Aku mau bangun pagi, pergi ke pantai minta ikan buat dibakar nanti siang lalu ketemu kenalanku yang nyari ikan semalaman dan berharap ditraktir minum-minum pagi itu juga. Aku ingin tidak sadar seharian. Malam hari juga begitu, aku ingin begadang semalaman minum-minum sambil main gitar teriak-teriak diatas bukit dekat pantai, supaya kalo pagi aku dan lainnya bisa ngeliat perahu ikan yang masuk. Supaya kita bisa bakar ikan dan minum-minum lagi, supaya kita tidak lagi kuatir akan hari esok, supaya kita nggak pernah sadar, karena kita terus bermimpi. Kita hanya ingin bermimpi karena kita semua pemimpi. Dan aku sadar memang kalau kamu melihat semua itu di foto ijasah smpku. Kamu tau aku seorang pemimpi dan kamu membenci aku karenanya. Aku tau itu, karena kamu juga adalah seorang pemimpi seperti aku. Karena itu kamu membenci dirimu sendiri, juga aku. Karena kita berdua adalah pemimpi. Dan kita terus bermimpi, "ya kan?" "And we just keep on dreaming Ronni, we're dreaming the reality, because dreaming is free," dan sudah seharusnya begitu…mimpi itu gratis ron, santai saja, kalau kamu mikir kamu udah nggak mimpi lagi, berarti tandanya kamu sudah mati.

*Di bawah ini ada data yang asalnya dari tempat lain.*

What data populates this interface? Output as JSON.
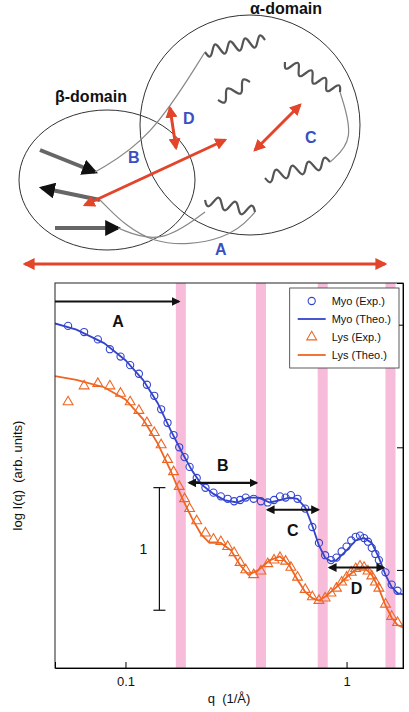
{
  "chart_data": {
    "type": "scatter",
    "x_label": "q  (1/Å)",
    "y_label": "log I(q)  (arb. units)",
    "log": "x",
    "xlim": [
      0.048,
      1.8
    ],
    "xticks": [
      0.1,
      1
    ],
    "ylim": [
      0,
      3.14
    ],
    "yticks": [
      0.8,
      1.8,
      2.8
    ],
    "tick_labels": "x",
    "legend": "top-right",
    "bands": [
      0.178,
      0.41,
      0.78,
      1.58
    ],
    "ranges": [
      {
        "label": "A",
        "from": 0.048,
        "to": 0.178
      },
      {
        "label": "B",
        "from": 0.19,
        "to": 0.4
      },
      {
        "label": "C",
        "from": 0.43,
        "to": 0.76
      },
      {
        "label": "D",
        "from": 0.82,
        "to": 1.5
      }
    ],
    "scale_bar": 1,
    "series": [
      {
        "name": "Myo (Exp.)",
        "type": "scatter",
        "marker": "circle",
        "color": "#3344cc",
        "x": [
          0.055,
          0.065,
          0.075,
          0.085,
          0.095,
          0.105,
          0.115,
          0.125,
          0.135,
          0.145,
          0.155,
          0.165,
          0.175,
          0.185,
          0.195,
          0.21,
          0.23,
          0.25,
          0.27,
          0.29,
          0.31,
          0.33,
          0.35,
          0.38,
          0.41,
          0.44,
          0.47,
          0.5,
          0.53,
          0.56,
          0.6,
          0.65,
          0.7,
          0.75,
          0.8,
          0.85,
          0.9,
          0.95,
          1.0,
          1.05,
          1.1,
          1.15,
          1.2,
          1.25,
          1.3,
          1.35,
          1.4,
          1.5,
          1.6,
          1.7
        ],
        "values": [
          2.79,
          2.74,
          2.68,
          2.6,
          2.54,
          2.47,
          2.4,
          2.31,
          2.22,
          2.11,
          2.0,
          1.9,
          1.8,
          1.72,
          1.64,
          1.55,
          1.47,
          1.43,
          1.4,
          1.38,
          1.36,
          1.37,
          1.39,
          1.38,
          1.36,
          1.35,
          1.37,
          1.4,
          1.39,
          1.41,
          1.38,
          1.3,
          1.15,
          1.02,
          0.92,
          0.88,
          0.9,
          0.95,
          0.99,
          1.04,
          1.07,
          1.08,
          1.06,
          1.03,
          0.98,
          0.93,
          0.88,
          0.78,
          0.68,
          0.63
        ]
      },
      {
        "name": "Myo (Theo.)",
        "type": "line",
        "line_style": "solid",
        "color": "#3344cc",
        "x": [
          0.048,
          0.06,
          0.08,
          0.1,
          0.12,
          0.14,
          0.16,
          0.18,
          0.2,
          0.22,
          0.25,
          0.28,
          0.32,
          0.36,
          0.4,
          0.45,
          0.5,
          0.55,
          0.6,
          0.65,
          0.7,
          0.75,
          0.8,
          0.85,
          0.9,
          1.0,
          1.1,
          1.2,
          1.3,
          1.4,
          1.5,
          1.6,
          1.7,
          1.8
        ],
        "values": [
          2.81,
          2.76,
          2.65,
          2.51,
          2.35,
          2.16,
          1.94,
          1.76,
          1.61,
          1.5,
          1.42,
          1.37,
          1.35,
          1.39,
          1.39,
          1.35,
          1.37,
          1.39,
          1.38,
          1.31,
          1.16,
          1.0,
          0.9,
          0.87,
          0.88,
          0.96,
          1.04,
          1.06,
          1.02,
          0.9,
          0.76,
          0.66,
          0.61,
          0.6
        ]
      },
      {
        "name": "Lys (Exp.)",
        "type": "scatter",
        "marker": "triangle",
        "color": "#ee6622",
        "x": [
          0.055,
          0.065,
          0.075,
          0.085,
          0.095,
          0.105,
          0.115,
          0.125,
          0.135,
          0.145,
          0.155,
          0.165,
          0.175,
          0.185,
          0.195,
          0.21,
          0.23,
          0.25,
          0.27,
          0.29,
          0.31,
          0.33,
          0.35,
          0.38,
          0.41,
          0.44,
          0.47,
          0.5,
          0.53,
          0.56,
          0.6,
          0.65,
          0.7,
          0.75,
          0.8,
          0.85,
          0.9,
          0.95,
          1.0,
          1.05,
          1.1,
          1.15,
          1.2,
          1.25,
          1.3,
          1.35,
          1.4,
          1.5,
          1.6,
          1.7
        ],
        "values": [
          2.17,
          2.3,
          2.32,
          2.3,
          2.24,
          2.17,
          2.1,
          2.0,
          1.92,
          1.82,
          1.7,
          1.6,
          1.48,
          1.38,
          1.3,
          1.2,
          1.1,
          1.05,
          1.03,
          0.99,
          0.94,
          0.86,
          0.8,
          0.76,
          0.79,
          0.85,
          0.88,
          0.9,
          0.87,
          0.82,
          0.74,
          0.64,
          0.58,
          0.55,
          0.57,
          0.61,
          0.65,
          0.7,
          0.74,
          0.78,
          0.81,
          0.83,
          0.82,
          0.79,
          0.75,
          0.7,
          0.65,
          0.52,
          0.42,
          0.37
        ]
      },
      {
        "name": "Lys (Theo.)",
        "type": "line",
        "line_style": "solid",
        "color": "#ee6622",
        "x": [
          0.048,
          0.06,
          0.08,
          0.1,
          0.12,
          0.14,
          0.16,
          0.18,
          0.2,
          0.22,
          0.24,
          0.27,
          0.3,
          0.33,
          0.36,
          0.4,
          0.45,
          0.5,
          0.55,
          0.6,
          0.65,
          0.7,
          0.75,
          0.8,
          0.9,
          1.0,
          1.1,
          1.2,
          1.3,
          1.4,
          1.5,
          1.6,
          1.7,
          1.8
        ],
        "values": [
          2.38,
          2.35,
          2.29,
          2.19,
          2.03,
          1.83,
          1.61,
          1.39,
          1.22,
          1.09,
          1.02,
          1.02,
          0.96,
          0.84,
          0.76,
          0.8,
          0.88,
          0.91,
          0.84,
          0.72,
          0.62,
          0.57,
          0.55,
          0.58,
          0.66,
          0.74,
          0.8,
          0.82,
          0.76,
          0.65,
          0.51,
          0.41,
          0.35,
          0.33
        ]
      }
    ]
  },
  "diagram": {
    "domains": [
      "α-domain",
      "β-domain"
    ],
    "distances": [
      "A",
      "B",
      "C",
      "D"
    ]
  }
}
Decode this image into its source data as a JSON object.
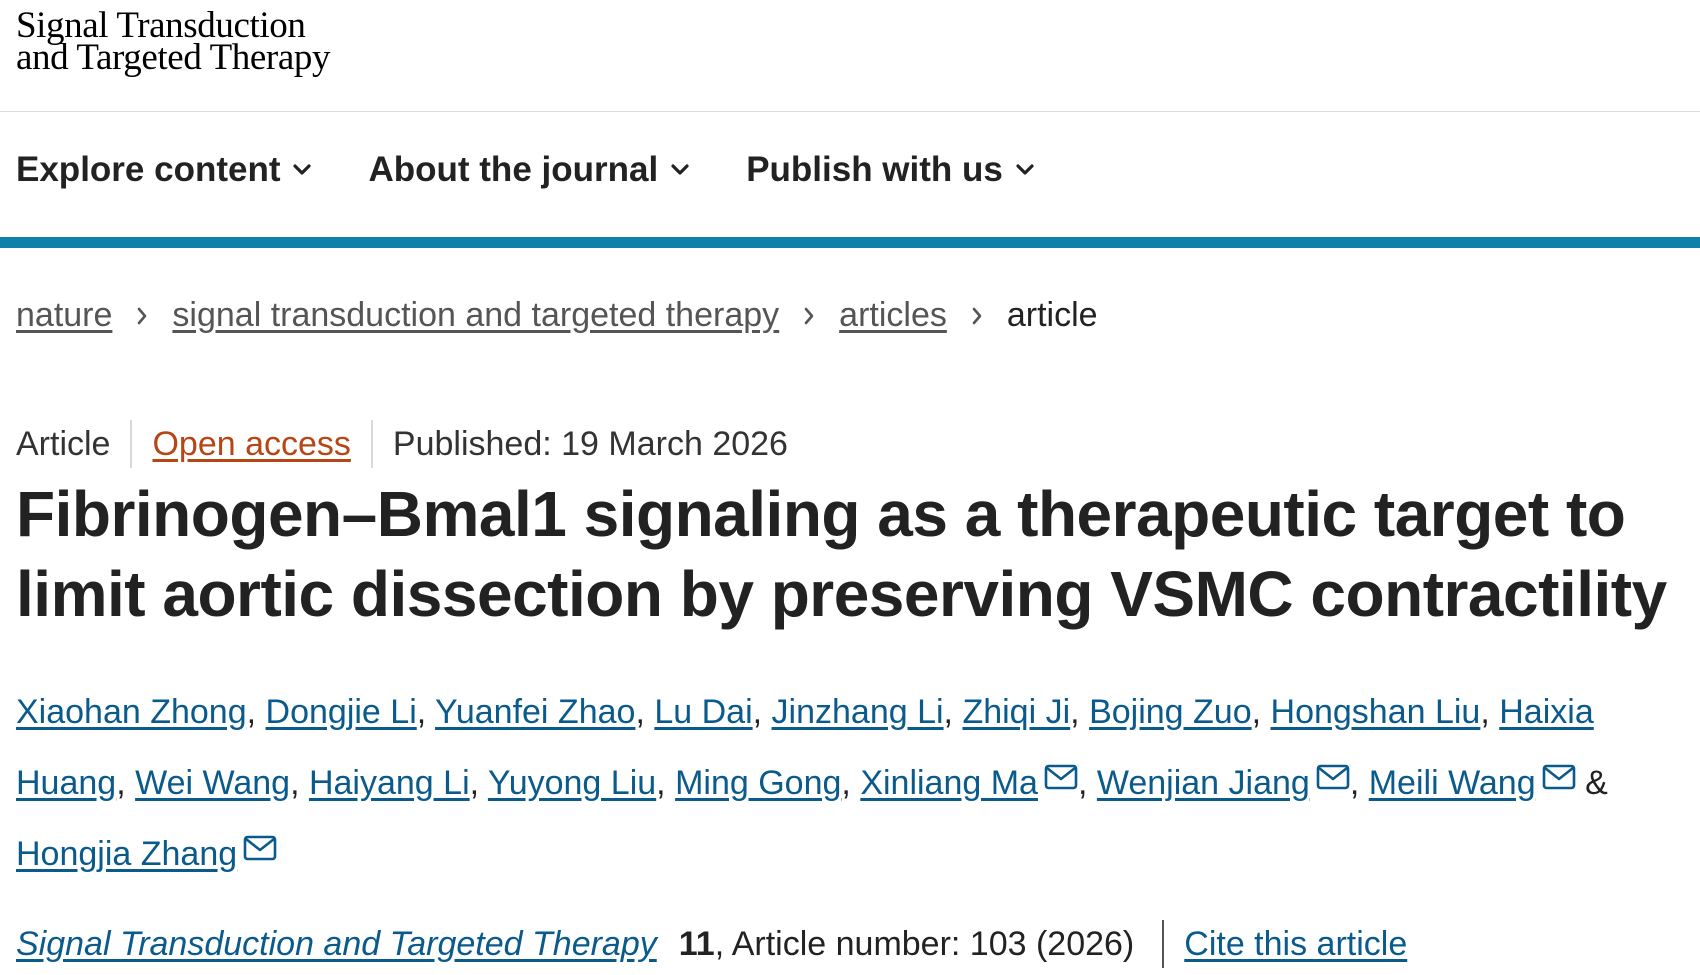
{
  "header": {
    "logo_line1": "Signal Transduction",
    "logo_line2": "and Targeted Therapy"
  },
  "nav": {
    "items": [
      {
        "label": "Explore content",
        "icon": "chevron-down-icon"
      },
      {
        "label": "About the journal",
        "icon": "chevron-down-icon"
      },
      {
        "label": "Publish with us",
        "icon": "chevron-down-icon"
      }
    ]
  },
  "breadcrumb": {
    "items": [
      "nature",
      "signal transduction and targeted therapy",
      "articles"
    ],
    "current": "article"
  },
  "meta": {
    "type": "Article",
    "access": "Open access",
    "published": "Published: 19 March 2026"
  },
  "title": "Fibrinogen–Bmal1 signaling as a therapeutic target to limit aortic dissection by preserving VSMC contractility",
  "authors": [
    {
      "name": "Xiaohan Zhong"
    },
    {
      "name": "Dongjie Li"
    },
    {
      "name": "Yuanfei Zhao"
    },
    {
      "name": "Lu Dai"
    },
    {
      "name": "Jinzhang Li"
    },
    {
      "name": "Zhiqi Ji"
    },
    {
      "name": "Bojing Zuo"
    },
    {
      "name": "Hongshan Liu"
    },
    {
      "name": "Haixia Huang"
    },
    {
      "name": "Wei Wang"
    },
    {
      "name": "Haiyang Li"
    },
    {
      "name": "Yuyong Liu"
    },
    {
      "name": "Ming Gong"
    },
    {
      "name": "Xinliang Ma",
      "icon": "mail-icon"
    },
    {
      "name": "Wenjian Jiang",
      "icon": "mail-icon"
    },
    {
      "name": "Meili Wang",
      "icon": "mail-icon"
    },
    {
      "name": "Hongjia Zhang",
      "icon": "mail-icon"
    }
  ],
  "citation": {
    "journal": "Signal Transduction and Targeted Therapy",
    "volume": "11",
    "article_number": ", Article number: 103 (2026)",
    "cite_label": "Cite this article"
  },
  "colors": {
    "accent_bar": "#0f80a8",
    "link": "#0a5a8c",
    "open_access": "#b74616"
  }
}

Lain kali, tolong jangan salahkan masa lalu. Kita udah disini sekarang, nggak disitu lagi. Aku sudah memaafkanmu karena memang sudah lama. Asal jangan kamu ulangi lagi seperti nasib buku Psikoanalisis ku itu. "Roni," masa lalu telah menawan masa depan, dan saatnya sekarang untuk melepas sang sandera dan memekarkan masa depan. Selama kamu menyesali perbuatanmu itu dan berjanji tidak mengulanginya lagi, aku bisa kok bertemu kamu lagi. Cuma yang jadi permasalahan dipikiranku sekarang ini adalah kalau kamu tidak menyesali perbuatanmu itu sama sekali, dan masih berpikir kalau bapak tukang angkut sampah itu bisa jadi seorang Freudian...


Dan kamu berpikir dia sudah buka praktek psikiater jalanan? Kamu memang sudah gila.